Mais conteúdo nacional e independente?
A aprovação das normas propostas pela Agência possibilita a dispensa de cumprimento de cotas, que a lei prevê como exceção, pode se tornar uma possibilidade corrente para as programadoras. A cota mais afetada por esse dispositivo seria a que reserva 3h30 por semana, em horário nobre, para conteúdos brasileiros, válida para todos os canais de espaço qualificado. Canais de espaço qualificado, segundo o regulamento, são aqueles que apresentam em seu horário nobre mais de 50% de obras audiovisuais dos tipos ficção, documentário, animação, reality show, videomusical e programas de variedades realizado fora de auditório. Na prática, são os tipos de produção que podem ganhar 'vida própria' fora dos canais de origem e serem realizados por produtoras independentes. Qualquer canal com essas característica deve respeitar a cota de 3h30 de conteúdos nacionais por semana, sendo metade deles produzido por produtoras independentes. Canais como o Multishow, GNT, Sony, Warner, Fox, Telecine e HBO seriam enquadrados neste perfil.
A outra cota imposta pela Lei é a obrigatoriedade das prestadoras do novo serviço incluírem em seus pacotes canais brasileiros de conteúdo qualificado. Pelo menos 1/3 dos canais de conteúdo qualificado deve ser brasileiro, até o limite de 12 canais. Destes canais nacionais, outros 1/3 não podem ter vículos com distribuidoras e empacotadoras, sendo programados por empresas brasileiras independentes. Também está previsto que pelo menos dois desses canais tenham 12 horas de programação brasileira independente, sendo que um deles não pode ter vínculo com emissoras de televisão.

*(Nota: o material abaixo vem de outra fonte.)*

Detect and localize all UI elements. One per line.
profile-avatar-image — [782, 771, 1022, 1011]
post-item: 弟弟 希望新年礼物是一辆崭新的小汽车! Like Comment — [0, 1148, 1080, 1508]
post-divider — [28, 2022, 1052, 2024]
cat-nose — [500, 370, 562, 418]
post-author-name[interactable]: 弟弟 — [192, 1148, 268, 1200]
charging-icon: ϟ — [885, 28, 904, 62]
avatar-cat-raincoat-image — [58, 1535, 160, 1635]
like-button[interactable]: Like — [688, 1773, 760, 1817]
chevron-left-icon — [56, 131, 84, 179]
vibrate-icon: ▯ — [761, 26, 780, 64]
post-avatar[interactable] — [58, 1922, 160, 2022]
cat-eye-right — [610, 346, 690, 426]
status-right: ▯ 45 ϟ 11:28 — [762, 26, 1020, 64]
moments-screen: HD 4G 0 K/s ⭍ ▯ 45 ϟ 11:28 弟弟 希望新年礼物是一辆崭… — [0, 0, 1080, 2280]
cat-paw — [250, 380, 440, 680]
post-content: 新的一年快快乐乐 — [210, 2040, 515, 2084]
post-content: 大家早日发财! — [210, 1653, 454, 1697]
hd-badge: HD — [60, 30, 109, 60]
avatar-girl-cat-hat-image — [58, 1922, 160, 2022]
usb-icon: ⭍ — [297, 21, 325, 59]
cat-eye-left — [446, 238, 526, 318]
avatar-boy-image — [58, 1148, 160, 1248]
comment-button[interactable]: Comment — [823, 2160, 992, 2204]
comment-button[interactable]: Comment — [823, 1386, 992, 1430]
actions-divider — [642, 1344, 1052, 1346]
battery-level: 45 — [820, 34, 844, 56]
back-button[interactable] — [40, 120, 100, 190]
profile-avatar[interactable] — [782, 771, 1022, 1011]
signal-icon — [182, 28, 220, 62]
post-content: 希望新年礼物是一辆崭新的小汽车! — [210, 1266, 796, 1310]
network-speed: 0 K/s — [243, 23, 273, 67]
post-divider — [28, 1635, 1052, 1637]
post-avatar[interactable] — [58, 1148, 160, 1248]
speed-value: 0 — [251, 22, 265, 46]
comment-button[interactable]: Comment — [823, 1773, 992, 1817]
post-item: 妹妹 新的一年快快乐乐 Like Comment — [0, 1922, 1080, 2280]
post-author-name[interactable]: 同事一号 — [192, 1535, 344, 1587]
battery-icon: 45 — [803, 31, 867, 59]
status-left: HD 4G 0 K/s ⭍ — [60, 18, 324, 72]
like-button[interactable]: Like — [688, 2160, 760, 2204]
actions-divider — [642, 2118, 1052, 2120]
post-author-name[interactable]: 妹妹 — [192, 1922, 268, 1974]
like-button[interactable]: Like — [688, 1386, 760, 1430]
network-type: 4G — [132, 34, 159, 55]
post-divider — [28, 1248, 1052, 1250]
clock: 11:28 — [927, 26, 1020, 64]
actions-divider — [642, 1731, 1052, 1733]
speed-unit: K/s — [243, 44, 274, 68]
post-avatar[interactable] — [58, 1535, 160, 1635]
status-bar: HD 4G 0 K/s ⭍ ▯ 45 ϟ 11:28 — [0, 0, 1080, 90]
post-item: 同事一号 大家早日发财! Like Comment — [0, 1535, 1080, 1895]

O relaxamento da obrigações de cotas já é previsto genericamente em lei, mas pode se tornar um problema efetivo se a regulamentação deixar muitas possibilidades em aberto. No texto proposto pela Ancine estão indicados critérios genéricos para análise da dispensa, como porte econômico, tempo de atuação, perfil da programação e número de assinantes. Além disso, a Agência deixa a porta aberta para o acréscimo de outros critérios ao incluir a expressão 'entre outros'.
Para João Brant, do Intervozes, a proposta de Instrução Normativa (IN) que regulamenta a 12.485/11 apresentada pela Ancine “é complexa, mas deixa brechas que ameaçam o espírito da lei”. Brant aponta o problema com o artigo 33, que deixa totalmente em aberto a possibilidade do não cumprimento das obrigações. “Tanto o pedido de dispensa quanto a resposta da Agência devem ser explicados, mas os critérios são muito vagos. Assim, abre-se um perigoso precedente para que o cumprimento das cotas seja dispensado sem que haja um motivo justificável para tal”. Segundo ele, essa permissividade pode ser especialmente prejudicial aos produtores independentes e aos canais brasileiros que buscam um lugar ao sol diante do poder dos grandes estúdios estadunidenses e da Globosat.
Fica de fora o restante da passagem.